A sitemap is just that – a map of all the pages on your blog. A Google sitemap is a page that inform Google and other search engines about the URLs on your blog that are available for crawling.

A sitemap is an XML file that lists the URLs for your blog. It allows bloggers to include additional information about each URL like when it was last updated, how often it changes, and how important it is in relation to other URLs in the site.

Basically, you generate a sitemap and then let Google know about. If you’re running WordPress, this is very easy to do. But the first step is to get a Google Webmaster Tools account.

Webmaster Tools is where you’ll be communicating with Google. From there, you’ll be able to add your blog and tell Google where you sitemap is located. Just by adding your blog to Webmaster Tools, you’ve told Google that you have a blog and that their bot should go pay it a visit. The sitemap is kinda like a guide for the bot as it tells which pages are available for indexing.

Google Sitemaps Generator for WordPress

The nice thing about running WordPress on your blog is you never have to worry about creating an XML sitemap because there’s a plugin that will do it all for you.

Google Sitemap Generator for WordPress

The Google Sitemaps Generator for WordPress generates a XML-sitemap compliant sitemap of your WordPress blog. This format is supported by Ask.com, Google, YAHOO and MSN Search.

Installation is little more involved than the average WordPress plugin but once installed, it pretty much runs itself. Whenever you add a new blog post, the sitemap will auto update with the new page so the next time the Google bot comes by, it will know about it.

While the sitemap will allow Google and other search engines to crawl your blog more intelligently, it is only an URL inclusion protocol. In other words, it just tells what URLs to include. To give the bots a complete picture, you need to complement the sitemap with a robots.txt file

Using The Robots.txt File

Sitemap is an URL inclusion protocol. Robots.txt is an URL exclusion protocol. Together, they give Google a complete picture of your blog and how it should be index.

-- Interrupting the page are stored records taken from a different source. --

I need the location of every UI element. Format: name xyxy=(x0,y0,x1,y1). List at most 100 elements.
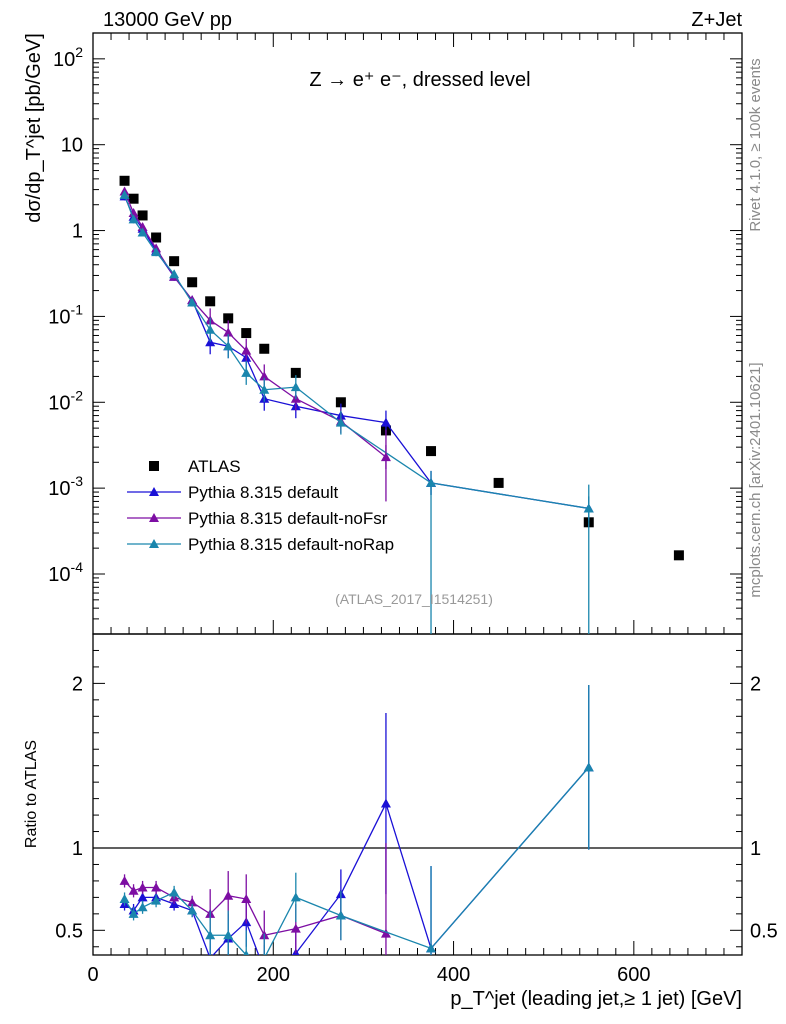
ratio-data-point xyxy=(128,885,139,895)
rivet-label: Rivet 4.1.0, ≥ 100k events xyxy=(747,58,764,231)
atlas-data-point xyxy=(205,296,216,307)
ratio-data-point xyxy=(290,892,301,902)
main-data-point xyxy=(223,327,234,337)
main-y-tick-label: 102 xyxy=(53,44,83,71)
main-y-tick-label: 10-3 xyxy=(48,473,83,500)
ratio-data-point xyxy=(335,910,346,920)
ratio-data-point xyxy=(187,897,198,907)
ratio-data-point xyxy=(241,894,252,904)
ratio-data-point xyxy=(151,882,162,892)
main-data-point xyxy=(151,247,162,257)
ratio-data-point xyxy=(380,798,391,808)
main-y-axis-label: dσ/dp_T^jet [pb/GeV] xyxy=(23,33,45,223)
mcplots-label: mcplots.cern.ch [arXiv:2401.10621] xyxy=(747,362,764,597)
ratio-data-point xyxy=(380,928,391,938)
legend-marker xyxy=(149,487,159,496)
main-data-point xyxy=(187,297,198,307)
x-tick-label: 200 xyxy=(257,964,290,986)
ratio-data-point xyxy=(137,902,148,912)
ratio-data-point xyxy=(223,930,234,940)
atlas-data-point xyxy=(119,175,130,186)
main-data-point xyxy=(205,337,216,347)
header-left: 13000 GeV pp xyxy=(103,9,232,31)
ratio-data-point xyxy=(151,895,162,905)
main-y-tick-label: 10-4 xyxy=(48,559,83,586)
process-label: Z → e⁺ e⁻, dressed level xyxy=(309,69,530,91)
legend-label: Pythia 8.315 default-noFsr xyxy=(188,509,388,528)
legend-label: ATLAS xyxy=(188,457,241,476)
ratio-data-point xyxy=(243,950,250,955)
ratio-data-point xyxy=(169,887,180,897)
axis-ticks: 10-4 10-3 10-2 10-1 1 10 102 0 200 400 600 0.5 0.5 1 1… xyxy=(48,32,778,986)
ratio-y-tick-label: 2 xyxy=(72,673,83,695)
ratio-data-point xyxy=(119,875,130,885)
ratio-data-point xyxy=(137,892,148,902)
main-data-point xyxy=(426,477,437,487)
main-data-point xyxy=(259,371,270,381)
ratio-y-tick-label-right: 0.5 xyxy=(750,920,778,942)
atlas-data-point xyxy=(335,397,346,408)
atlas-data-point xyxy=(241,328,252,339)
main-data-point xyxy=(137,227,148,237)
main-data-point xyxy=(169,269,180,279)
x-tick-label: 600 xyxy=(617,964,650,986)
ratio-data-point xyxy=(263,953,266,955)
atlas-data-point xyxy=(151,232,162,243)
atlas-data-point xyxy=(673,550,684,561)
main-data-point xyxy=(335,417,346,427)
x-tick-label: 400 xyxy=(437,964,470,986)
main-data-point xyxy=(119,189,130,199)
ratio-data-point xyxy=(205,930,216,940)
ratio-y-tick-label: 0.5 xyxy=(55,920,83,942)
x-tick-label: 0 xyxy=(87,964,98,986)
legend: ATLAS Pythia 8.315 default Pythia 8.315 de… xyxy=(127,457,394,554)
ratio-y-axis-label: Ratio to ATLAS xyxy=(23,740,40,848)
atlas-data-point xyxy=(290,367,301,378)
ratio-data-point xyxy=(223,890,234,900)
main-data-point xyxy=(128,214,139,224)
ratio-data-point xyxy=(583,762,594,772)
ratio-series-line xyxy=(124,880,387,936)
atlas-data-point xyxy=(426,446,437,457)
ratio-series-group xyxy=(119,685,594,955)
legend-label: Pythia 8.315 default xyxy=(188,483,339,502)
legend-marker xyxy=(149,539,159,548)
main-data-point xyxy=(259,384,270,394)
ratio-y-tick-label: 1 xyxy=(72,838,83,860)
ratio-data-point xyxy=(426,943,437,953)
main-y-tick-label: 10-2 xyxy=(48,387,83,414)
main-data-point xyxy=(241,345,252,355)
main-data-point xyxy=(205,324,216,334)
legend-marker xyxy=(149,461,159,471)
atlas-data-point xyxy=(223,313,234,324)
x-axis-label: p_T^jet (leading jet,≥ 1 jet) [GeV] xyxy=(450,988,742,1010)
main-series-line xyxy=(123,191,387,458)
atlas-data-point xyxy=(128,193,139,204)
atlas-data-point xyxy=(169,256,180,267)
atlas-data-point xyxy=(493,477,504,488)
ratio-data-point xyxy=(187,905,198,915)
ratio-data-point xyxy=(137,882,148,892)
main-y-tick-label: 1 xyxy=(72,221,83,243)
analysis-label: (ATLAS_2017_I1514251) xyxy=(335,591,493,607)
main-data-point xyxy=(223,341,234,351)
ratio-series-inner xyxy=(119,685,594,955)
ratio-y-tick-label-right: 1 xyxy=(750,838,761,860)
main-data-point xyxy=(128,208,139,218)
main-series-group xyxy=(119,175,684,634)
main-data-point xyxy=(380,417,391,427)
main-data-point xyxy=(290,382,301,392)
ratio-data-point xyxy=(290,923,301,933)
legend-marker xyxy=(149,513,159,522)
main-y-tick-label: 10 xyxy=(61,135,83,157)
ratio-data-point xyxy=(128,908,139,918)
atlas-data-point xyxy=(259,343,270,354)
atlas-data-point xyxy=(187,277,198,288)
ratio-series-line xyxy=(123,766,590,955)
legend-label: Pythia 8.315 default-noRap xyxy=(188,535,394,554)
ratio-y-tick-label-right: 2 xyxy=(750,673,761,695)
main-y-tick-label: 10-1 xyxy=(48,301,83,328)
ratio-series-line xyxy=(124,766,590,955)
header-right: Z+Jet xyxy=(691,9,742,31)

Now you might ask why would you want to exclude some URLs from Google? Wouldn’t you get more traffic if you have as many pages on there as possible? The answer is no. There are some pages you’ll want to be excluded from the index.

The robots.txt file tells the Google bot what it can and cannot index. The most common use for a robots.txt file is to prevent the indexing of duplicate content or members only area.

Sample Robots.txt File

sitemap: https://johnchow.com/sitemap.xml

User-agent: *
Disallow: /cgi-bin/
Disallow: /go/
Disallow: /wp-admin/
Disallow: /wp-includes/
Disallow: /author/
Disallow: /page/
Disallow: /category/
Disallow: /wp-images/
Disallow: /images/
Disallow: /backup/
Disallow: /banners/
Disallow: /archives/
Disallow: /trackback/
Disallow: /feed/

User-agent: Googlebot-Image
Allow: /wp-content/uploads/

User-agent: Mediapartners-Google
Allow: /

User-agent: duggmirror
Disallow: /

The above is the robots.txt file that powers my blog. The first link tells the bot location of my sitemap. This is followed by a bunch of folders that I don’t want to the bot to index.

Your blog is a huge generator of duplicated content so you’ll want to use the robots.txt file to block them out. I only want the bot to index the actual blog post. However, the post is generally repeated in category, archives, trackback and feed. Other areas I don’t want the bot going into includes my WordPress admin folder and the folder where I keep my redirects.

By combining a sitemap with a good robots.txt file, you give Google complete picture of your blog and that’ll get you ranked faster.